Luna Rossa AC75 starting America's Cup
Luna Rossa enters the starting box against Team New Zealand on Race Day 1 of the 36th America’s Cup. Carlo Borlenghi/COR

In the next start, with Team New Zealand on the port entry this time, Burling looped back first to the line with a slow jibe while the Italians set up high with a tack. As they approached the line, Spithill charged the New Zealanders down the line as both boats sailed parallel to it. With matching speeds across the start, however, Team New Zealand had the Luna Rossa tight on its hip where they wanted them. The Italians tacked away to clear their air, chase the next puff and set up the split, but the New Zealanders easily owned the first cross. Race over. All the Italians could do was wait for a mistake from the Kiwi boat. Now keep in mind, major mistakes are still a real thing with the supplied Foil Control System. While trailing later in the race, Francesco Bruni set up for a jibe by pressing a foot button that should have triggered the windward foil to drop. It didn’t budge. He stomped his cockpit floor again. Nothing. On the third stomp, it finally dropped, but it was too late, the massive foil arm dragged through the water and Spithill used all his tools to get the boat back onto its foils.
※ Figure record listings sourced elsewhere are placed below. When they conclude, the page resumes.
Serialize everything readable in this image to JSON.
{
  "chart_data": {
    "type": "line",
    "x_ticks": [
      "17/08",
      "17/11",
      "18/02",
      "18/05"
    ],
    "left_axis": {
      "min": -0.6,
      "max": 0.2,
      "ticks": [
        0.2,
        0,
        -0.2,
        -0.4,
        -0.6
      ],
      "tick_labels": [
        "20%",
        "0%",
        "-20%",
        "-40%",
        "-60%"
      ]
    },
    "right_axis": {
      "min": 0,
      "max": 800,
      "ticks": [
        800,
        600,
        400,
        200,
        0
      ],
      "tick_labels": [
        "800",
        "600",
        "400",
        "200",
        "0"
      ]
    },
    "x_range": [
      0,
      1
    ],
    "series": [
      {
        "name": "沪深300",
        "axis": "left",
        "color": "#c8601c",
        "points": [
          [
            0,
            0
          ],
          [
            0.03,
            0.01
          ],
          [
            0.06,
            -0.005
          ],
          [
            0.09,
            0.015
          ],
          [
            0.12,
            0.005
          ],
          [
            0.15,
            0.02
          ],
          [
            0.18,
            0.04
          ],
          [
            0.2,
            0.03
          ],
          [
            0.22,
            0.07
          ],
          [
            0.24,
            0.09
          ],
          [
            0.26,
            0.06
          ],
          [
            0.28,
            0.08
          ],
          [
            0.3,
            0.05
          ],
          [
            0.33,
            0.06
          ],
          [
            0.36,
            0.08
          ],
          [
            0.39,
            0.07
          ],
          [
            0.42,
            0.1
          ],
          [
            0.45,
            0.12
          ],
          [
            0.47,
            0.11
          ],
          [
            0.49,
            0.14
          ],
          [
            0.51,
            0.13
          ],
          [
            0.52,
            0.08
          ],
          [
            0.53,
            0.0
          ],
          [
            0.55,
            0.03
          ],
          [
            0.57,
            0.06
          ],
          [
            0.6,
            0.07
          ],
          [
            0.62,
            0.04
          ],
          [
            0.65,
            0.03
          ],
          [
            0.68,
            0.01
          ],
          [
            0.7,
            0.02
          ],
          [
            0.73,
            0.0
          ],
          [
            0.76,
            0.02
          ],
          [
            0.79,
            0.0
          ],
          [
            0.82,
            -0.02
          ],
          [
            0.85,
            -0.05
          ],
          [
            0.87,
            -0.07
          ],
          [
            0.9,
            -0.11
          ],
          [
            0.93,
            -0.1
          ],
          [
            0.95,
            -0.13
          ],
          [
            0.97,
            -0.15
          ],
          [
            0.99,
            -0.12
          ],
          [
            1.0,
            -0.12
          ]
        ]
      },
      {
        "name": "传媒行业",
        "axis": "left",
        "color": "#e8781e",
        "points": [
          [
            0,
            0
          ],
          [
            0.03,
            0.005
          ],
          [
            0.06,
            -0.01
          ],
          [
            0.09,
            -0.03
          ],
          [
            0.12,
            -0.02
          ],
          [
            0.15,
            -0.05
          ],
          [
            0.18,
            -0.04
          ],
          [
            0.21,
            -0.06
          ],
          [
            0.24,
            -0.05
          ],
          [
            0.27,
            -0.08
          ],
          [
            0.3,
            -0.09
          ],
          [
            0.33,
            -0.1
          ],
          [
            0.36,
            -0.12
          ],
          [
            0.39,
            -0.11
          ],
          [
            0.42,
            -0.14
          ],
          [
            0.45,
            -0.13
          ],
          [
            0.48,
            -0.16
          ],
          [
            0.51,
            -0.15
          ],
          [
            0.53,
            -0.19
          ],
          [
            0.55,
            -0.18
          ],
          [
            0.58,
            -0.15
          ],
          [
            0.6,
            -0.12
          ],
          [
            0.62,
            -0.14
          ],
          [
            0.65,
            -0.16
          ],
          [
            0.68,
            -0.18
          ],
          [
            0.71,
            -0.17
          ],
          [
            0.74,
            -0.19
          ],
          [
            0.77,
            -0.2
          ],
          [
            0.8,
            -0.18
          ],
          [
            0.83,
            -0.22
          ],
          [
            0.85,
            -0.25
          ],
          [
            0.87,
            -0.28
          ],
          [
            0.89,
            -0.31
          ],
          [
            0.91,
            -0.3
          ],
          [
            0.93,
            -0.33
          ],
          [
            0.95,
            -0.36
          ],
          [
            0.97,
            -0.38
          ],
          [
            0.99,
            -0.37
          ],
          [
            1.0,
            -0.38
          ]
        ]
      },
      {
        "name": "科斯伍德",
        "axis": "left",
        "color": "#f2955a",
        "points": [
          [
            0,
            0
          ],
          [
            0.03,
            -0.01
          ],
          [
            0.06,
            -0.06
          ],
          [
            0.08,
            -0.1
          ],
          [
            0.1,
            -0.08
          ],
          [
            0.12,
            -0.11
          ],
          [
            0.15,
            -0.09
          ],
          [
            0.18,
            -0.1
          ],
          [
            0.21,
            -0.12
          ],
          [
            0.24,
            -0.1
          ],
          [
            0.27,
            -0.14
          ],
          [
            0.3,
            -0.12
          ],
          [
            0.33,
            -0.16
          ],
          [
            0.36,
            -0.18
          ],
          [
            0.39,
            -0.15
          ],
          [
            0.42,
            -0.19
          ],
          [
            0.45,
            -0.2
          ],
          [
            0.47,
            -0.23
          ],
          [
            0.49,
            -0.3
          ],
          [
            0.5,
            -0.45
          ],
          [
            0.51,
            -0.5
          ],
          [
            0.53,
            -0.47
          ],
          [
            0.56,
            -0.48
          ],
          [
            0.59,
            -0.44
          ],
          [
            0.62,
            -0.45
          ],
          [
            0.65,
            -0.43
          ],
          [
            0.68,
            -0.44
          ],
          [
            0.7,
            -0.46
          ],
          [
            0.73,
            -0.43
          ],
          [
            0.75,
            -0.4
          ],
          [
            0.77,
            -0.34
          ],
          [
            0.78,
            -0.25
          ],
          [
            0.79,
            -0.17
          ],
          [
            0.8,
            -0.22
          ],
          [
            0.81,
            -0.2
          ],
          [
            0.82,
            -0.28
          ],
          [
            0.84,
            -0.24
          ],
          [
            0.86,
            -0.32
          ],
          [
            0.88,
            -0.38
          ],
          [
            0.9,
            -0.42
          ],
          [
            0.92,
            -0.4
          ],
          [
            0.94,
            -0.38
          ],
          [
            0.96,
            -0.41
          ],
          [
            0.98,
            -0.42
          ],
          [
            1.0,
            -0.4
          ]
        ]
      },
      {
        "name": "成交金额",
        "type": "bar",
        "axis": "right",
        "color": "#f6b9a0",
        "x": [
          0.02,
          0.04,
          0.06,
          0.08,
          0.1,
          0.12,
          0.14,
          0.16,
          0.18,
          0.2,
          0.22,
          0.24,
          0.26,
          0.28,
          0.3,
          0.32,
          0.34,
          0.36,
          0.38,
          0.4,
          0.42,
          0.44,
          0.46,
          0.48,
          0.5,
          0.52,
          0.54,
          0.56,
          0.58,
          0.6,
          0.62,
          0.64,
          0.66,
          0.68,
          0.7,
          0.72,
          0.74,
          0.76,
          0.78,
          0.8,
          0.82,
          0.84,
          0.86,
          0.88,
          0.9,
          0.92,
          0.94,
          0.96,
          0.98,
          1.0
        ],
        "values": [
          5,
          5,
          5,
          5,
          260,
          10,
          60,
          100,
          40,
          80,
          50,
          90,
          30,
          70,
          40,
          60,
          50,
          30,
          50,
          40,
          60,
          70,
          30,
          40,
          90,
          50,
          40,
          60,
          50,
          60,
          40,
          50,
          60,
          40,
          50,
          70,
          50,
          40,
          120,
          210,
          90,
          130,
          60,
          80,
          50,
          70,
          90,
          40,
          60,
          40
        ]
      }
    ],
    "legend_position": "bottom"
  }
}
Bruni later raised his hand to own up to this mistake, happy that they were behind at the time and stating it won’t happen again—with the same button, which makes me wonder whether it was really his fault or the failure of a simple electrical connection. I suspect the later, but Bruni is sticking to his misstep story. Still, with the races as close as they’ve been, from here on out, when a foot toggle gets fired, it better work. If it doesn’t, work a small margin in these AC75s becomes a big one in the blink of an eye.